То, что оба наших первотекста о вине делают равносильными самосознание и инцест, конечно же, не случайно. Половая связь с alter ego, с тем, кто зачал тебя или зачат от тебя (или зачат вместе с тобой как брат/сестра), есть овнешнивание авторефлексии, превращение ее в плоть, в материальный аналог духовной работы с самим собой. Кровосмешение запрещается из-за того, что оно, как воплощение самосознания, чревато виной. Не потребность в обмене (словами, женщинами, а в конечном счете товарами) табуирует инцест, как полагал Клод Леви-Стросс в «Элементарных структурах родства» (1947), но страх, которым сопровождается уход субъекта в себя. В «Эдипе царе» кровосмешение предсказано, оно есть до того, как стало фактом. В «Бытии» инцест предвосхищен вкушением плодов с Древа добра и зла. Инцест придает нашей вине телесную конкретность, физиологическую форму, Gestalt. Вместе с тем в текстах, где он изображен, ему предшествует некая, задающая эту форму, информация о ней. Надо думать, что такого рода последовательность в построении текстов отражает развертывание нашей психической реальности. Для человека в отдельности и для культуры в целом отправной, самой ранней точкой становления служит авторефлексия, духовное открытие нашей вины. Инцестуозность здесь вторична, что бы ни утверждал по этому поводу Фрейд.

3. Члену общества, послушно исполняющему социальные предписания и тем самым извиняющему себя, кажется, что он безгрешен. Социальность побуждает нас рефлексировать о нашей социальной роли, о чужом нам, об ином, чем вина. Социальное бытие, торгуя индульгенциями, загоняет имманентное человеку чувство вины в область бессознательного, откуда оно вырывается в виде всяческих ошибок субъекта, напоминаний о его Большом заблуждении – о том, что грешное перед собой индивидное не исчезает без остатка в якобы безгрешном социальном. Сновидение – суд без судьи. В сновидении субъект остается наедине со своей ошибкой. Вне социальных уз он адекватен себе, виновному.

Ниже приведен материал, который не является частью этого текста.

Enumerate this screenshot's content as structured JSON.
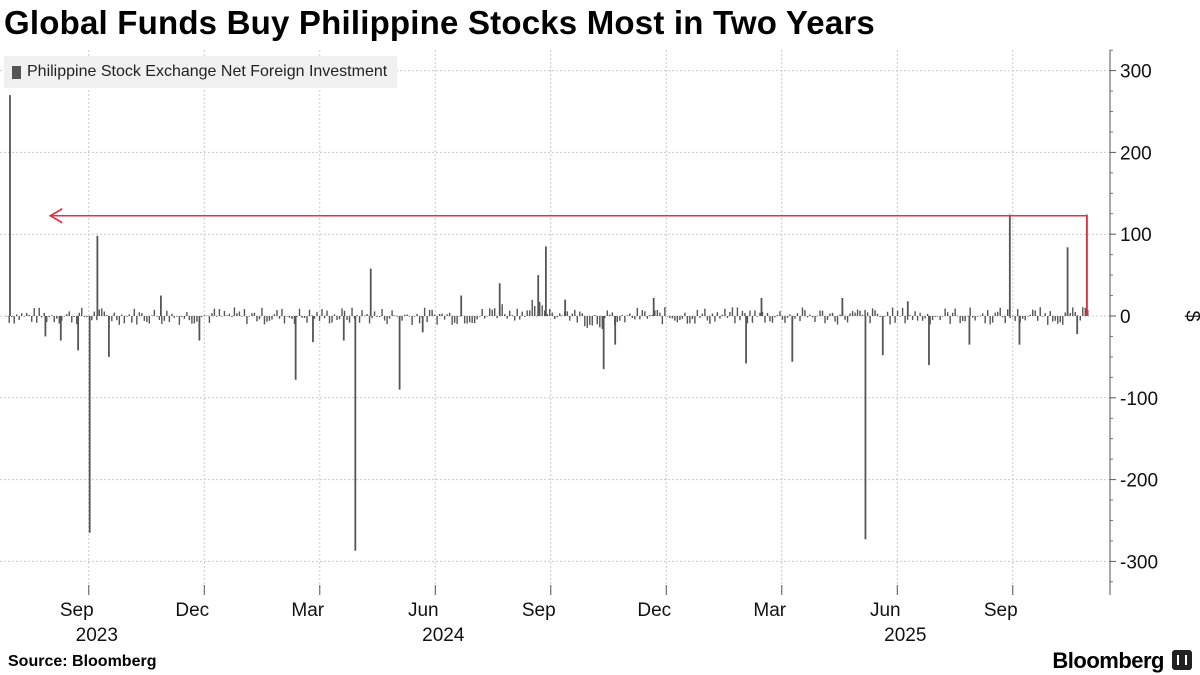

Психотерапевтический диалог Фрейда с пациентом, долженствующий спасти душевно нездорового человека от избыточного чувства вины, всего-навсего инсценирует социальность, сужая ее объем. По сути дела, Фрейд надеялся на то, что вина снимается в минимальном коллективе, образованном из двух лиц. Напротив того, Кьеркегор был убежден, что человек может расстаться с чувством вины в сверхобществе, в социуме, объединенном более чем просто социальными связями. В своем трактате о страхе Кьеркегор соотнес чувство вины с желанием свободы, прообраз которой являет собой грехопадение Адама и Евы. От вины избавляет вера. Ясно, что религиозность подразумевает возможность сплочения людей по ту сторону их групповых и индивидуальных различий.

Итак, социальный человек, не до конца стерший свою виновность, ищет иносоциальность (гипо– или гипертрофированную), чтобы не быть судьей себе.

Чем менее индивид включен в общество, тем более он отдает себе отчет в неизбывности вины. Сознание (а не просто чувство) вины свойственно асоциальным лицам.

Во-первых, глубоко религиозным, не от мира сего людям, не довольствующимся принятыми большинством нормами самоподавления и истязающим себя индивидуально выбранной ими аскезой, – спортсменами веры (как выражался Иоанн Златоуст).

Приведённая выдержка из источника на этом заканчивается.